O Papa Francisco e os caminhos da Igreja Católica: por uma sociologia do campo religioso

Por Thadeu de Sousa Brandão
No Blog do GEDEV



O Conclave que elegeu o novo líder da Igreja Católica Apostólica Romana trouxe uma surpresa para todo o mundo, católicos ou não: o certame religioso escolheu um homem de 76 anos, descendentes de italianos, da Ordem Jesuíta (SJ) e com forte tendência pastoral. Essse atendia até ontem por Jorge Bergoglio, agora Sua Santidade Francisco. Pois é.
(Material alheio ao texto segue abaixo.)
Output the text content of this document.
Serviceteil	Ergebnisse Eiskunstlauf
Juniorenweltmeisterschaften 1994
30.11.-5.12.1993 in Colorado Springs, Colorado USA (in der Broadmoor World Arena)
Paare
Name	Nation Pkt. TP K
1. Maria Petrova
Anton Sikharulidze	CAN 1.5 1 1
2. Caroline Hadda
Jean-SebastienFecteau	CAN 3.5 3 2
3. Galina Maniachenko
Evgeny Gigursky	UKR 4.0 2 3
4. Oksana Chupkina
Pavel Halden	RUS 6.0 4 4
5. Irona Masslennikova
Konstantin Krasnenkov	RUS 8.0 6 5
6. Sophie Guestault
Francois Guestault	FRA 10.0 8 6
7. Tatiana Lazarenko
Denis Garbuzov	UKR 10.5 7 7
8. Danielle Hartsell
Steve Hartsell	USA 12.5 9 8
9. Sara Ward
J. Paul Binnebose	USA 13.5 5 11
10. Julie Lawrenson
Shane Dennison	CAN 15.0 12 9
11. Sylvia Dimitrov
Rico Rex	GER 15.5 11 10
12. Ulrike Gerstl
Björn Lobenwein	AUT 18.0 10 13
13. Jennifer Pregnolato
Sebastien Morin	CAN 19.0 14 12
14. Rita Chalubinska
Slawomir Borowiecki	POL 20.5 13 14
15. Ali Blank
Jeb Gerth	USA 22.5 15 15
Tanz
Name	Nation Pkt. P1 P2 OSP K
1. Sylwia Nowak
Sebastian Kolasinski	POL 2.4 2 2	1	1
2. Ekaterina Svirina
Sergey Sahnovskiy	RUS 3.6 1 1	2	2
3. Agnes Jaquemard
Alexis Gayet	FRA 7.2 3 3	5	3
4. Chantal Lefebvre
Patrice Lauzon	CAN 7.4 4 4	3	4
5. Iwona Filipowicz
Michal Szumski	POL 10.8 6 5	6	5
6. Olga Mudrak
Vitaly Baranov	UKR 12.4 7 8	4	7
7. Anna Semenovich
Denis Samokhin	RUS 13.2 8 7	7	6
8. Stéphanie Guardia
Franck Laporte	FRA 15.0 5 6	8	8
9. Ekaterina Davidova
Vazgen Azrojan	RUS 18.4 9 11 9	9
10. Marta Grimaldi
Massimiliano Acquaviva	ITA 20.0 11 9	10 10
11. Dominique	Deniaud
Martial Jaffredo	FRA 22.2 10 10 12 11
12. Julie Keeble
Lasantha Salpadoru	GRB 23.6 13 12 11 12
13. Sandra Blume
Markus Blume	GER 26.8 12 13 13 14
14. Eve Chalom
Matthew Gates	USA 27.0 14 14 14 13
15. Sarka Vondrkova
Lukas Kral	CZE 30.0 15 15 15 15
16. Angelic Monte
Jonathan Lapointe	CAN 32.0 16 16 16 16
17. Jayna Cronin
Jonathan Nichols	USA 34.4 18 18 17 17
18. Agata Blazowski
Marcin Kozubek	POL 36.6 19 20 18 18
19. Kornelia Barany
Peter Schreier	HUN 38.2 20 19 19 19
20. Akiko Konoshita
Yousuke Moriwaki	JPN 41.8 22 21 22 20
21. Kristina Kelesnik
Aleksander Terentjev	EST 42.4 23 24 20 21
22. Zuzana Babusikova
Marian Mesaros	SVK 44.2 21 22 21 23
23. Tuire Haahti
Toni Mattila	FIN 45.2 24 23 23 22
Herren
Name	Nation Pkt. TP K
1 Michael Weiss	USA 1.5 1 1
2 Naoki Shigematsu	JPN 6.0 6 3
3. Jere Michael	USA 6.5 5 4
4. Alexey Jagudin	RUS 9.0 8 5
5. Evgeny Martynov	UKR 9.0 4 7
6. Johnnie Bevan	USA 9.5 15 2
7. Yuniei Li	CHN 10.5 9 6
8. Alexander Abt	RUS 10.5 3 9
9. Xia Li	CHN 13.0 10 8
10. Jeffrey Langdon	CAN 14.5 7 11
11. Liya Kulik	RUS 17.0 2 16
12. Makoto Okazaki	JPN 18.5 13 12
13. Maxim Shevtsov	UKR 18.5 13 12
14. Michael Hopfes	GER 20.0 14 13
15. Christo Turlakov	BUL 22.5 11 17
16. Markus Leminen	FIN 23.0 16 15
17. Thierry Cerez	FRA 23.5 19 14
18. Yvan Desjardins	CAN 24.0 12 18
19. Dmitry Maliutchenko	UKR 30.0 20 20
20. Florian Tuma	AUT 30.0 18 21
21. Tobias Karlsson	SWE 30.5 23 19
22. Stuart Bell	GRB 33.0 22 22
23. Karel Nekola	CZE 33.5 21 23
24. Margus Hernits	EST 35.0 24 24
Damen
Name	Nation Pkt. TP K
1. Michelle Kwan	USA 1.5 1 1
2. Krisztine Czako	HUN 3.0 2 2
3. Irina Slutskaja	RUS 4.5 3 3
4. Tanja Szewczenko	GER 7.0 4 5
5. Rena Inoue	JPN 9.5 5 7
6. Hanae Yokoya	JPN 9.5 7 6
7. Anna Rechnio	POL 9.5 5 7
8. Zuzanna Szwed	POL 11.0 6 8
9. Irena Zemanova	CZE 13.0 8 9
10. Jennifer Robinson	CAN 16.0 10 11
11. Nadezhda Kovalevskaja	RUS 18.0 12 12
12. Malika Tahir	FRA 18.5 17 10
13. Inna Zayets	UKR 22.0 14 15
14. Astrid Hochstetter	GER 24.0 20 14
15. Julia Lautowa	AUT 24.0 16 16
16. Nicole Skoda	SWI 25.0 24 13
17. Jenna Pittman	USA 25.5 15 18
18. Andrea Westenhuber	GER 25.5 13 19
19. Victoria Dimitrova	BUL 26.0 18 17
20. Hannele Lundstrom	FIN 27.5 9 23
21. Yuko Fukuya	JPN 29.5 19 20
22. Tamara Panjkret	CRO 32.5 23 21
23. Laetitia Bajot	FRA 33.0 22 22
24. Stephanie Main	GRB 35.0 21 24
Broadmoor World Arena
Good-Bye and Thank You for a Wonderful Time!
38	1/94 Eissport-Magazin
Assim irá se chamar o novo Papa, que é também argentino. "Meus colegas cardeais foram até o fim do mundo me escolher", falou mansamente à multidão o novo pontífice, após a aclamação do esperado "habemus papam" (temos um papa).
Mais do que pensar quem é ele, resta a sociologia pensar as circunstâncias de sua escolha e que papel irá jogar o novo papa no atual contexto. Isso posto, algumas reflexões devem vir à baila.
A primeira delas é o fato de ser argentino, ou seja, latino-americano. Quebra-se uma tradição milenar onde só europeus (e uns poucos africanos na Antiguidade e no início da Alta Idade Média) eram escolhidos. Assustador? Não, se pensarmos que os europeus representam apenas cerca de 25% dos católicos mundiais. Um papa de fora para pensar os problemas da maioria dos católicos. Nada demais.
A segunda reflexão diz respeito ao nome escolhido por ele: remete a São Francisco de Assis, santo da pobreza e da simplicidade e, com toda certeza, a segunda figura mais emblemática do cristianismo? Sim, também, mas não só. O Cardeal Bergoglio era conhecido por sua humildade, sua simplicidade e seu apego à pobreza. Andava de metrô em Buenos Aires e fazia suas próprias refeições. Andava com o povo, literalmente. Mas, o nome remete a São Francisco Xavier, mártir jesuíta, catequisador na Índia e China, onde morreu.
Eis, assim, a terceira reflexão: o novo Papa é o primeiro jesuíta a ser escolhido Pontífice. Para quem não lembra, a Ordem Jesuíta é aquela criada por Santo Inácio de Loyola para catequisar os povos do mundo em meio à Contra-Reforma. Eram, e são ainda, chamados de soldados de Cristo. Intelectuais da Igreja, os jesuítas são grandes catequistas e pastores. Sua vocação é sempre ligada a missões pastorais e por uma opção: os pobres.
Há um fiel da balança em que levo em consideração aqui: o Papa Francisco é um balde de água fria não no conservadorismo católico (já que em termos doutrinários nada mudará...), mas nos segmentos elitistas e curiais, principalmente os ligados à Opus Dei. Isso mesmo, a poderosa e elitista Opus Dei foi a grande derrotada no Conclave de ontem. Desde João Paulo II, a Prelazia ganhava espaço e influência, com sua doutrina ultra-conservadora e voltada para os mais ricos. Em termos gerais, só uma Ordem na Igreja fazia frente à Opus Dei: a Sociedade Jesuítica. João Paulo II, influenciado pela Opus Dei, tentou fechar a Cia. de Jesus, não conseguiu. Alegou, na época, a contaminação dos jesuítas pela Teologia da Libertação (leia-se "opção pelos pobres").
Há uma profunda luta por aquilo que (parafraseando Bourdieu), podemos chamar de hegemonia do campo religioso interno na Igreja Romana. Se os "vaticanistas" apontam seu olhar para questões "externas", como os escândalos de pedofilia ou os problemas financeiros da Santa Sé, é preciso olhar para as disputas internas que se apresentam na complexa organização.
A eleição do Papa Francisco é uma incógnita em muitos aspectos. Mas, quando vejo a expressão de alegria de amigos padres progressistas, sei que haverão mudanças. Talvez não no sentido de liberdades que atualizem a Igreja com a Modernidade. Mas, com toda a certeza, mudanças que aproximarão a Igreja daqueles que mais a procuram: os pobres.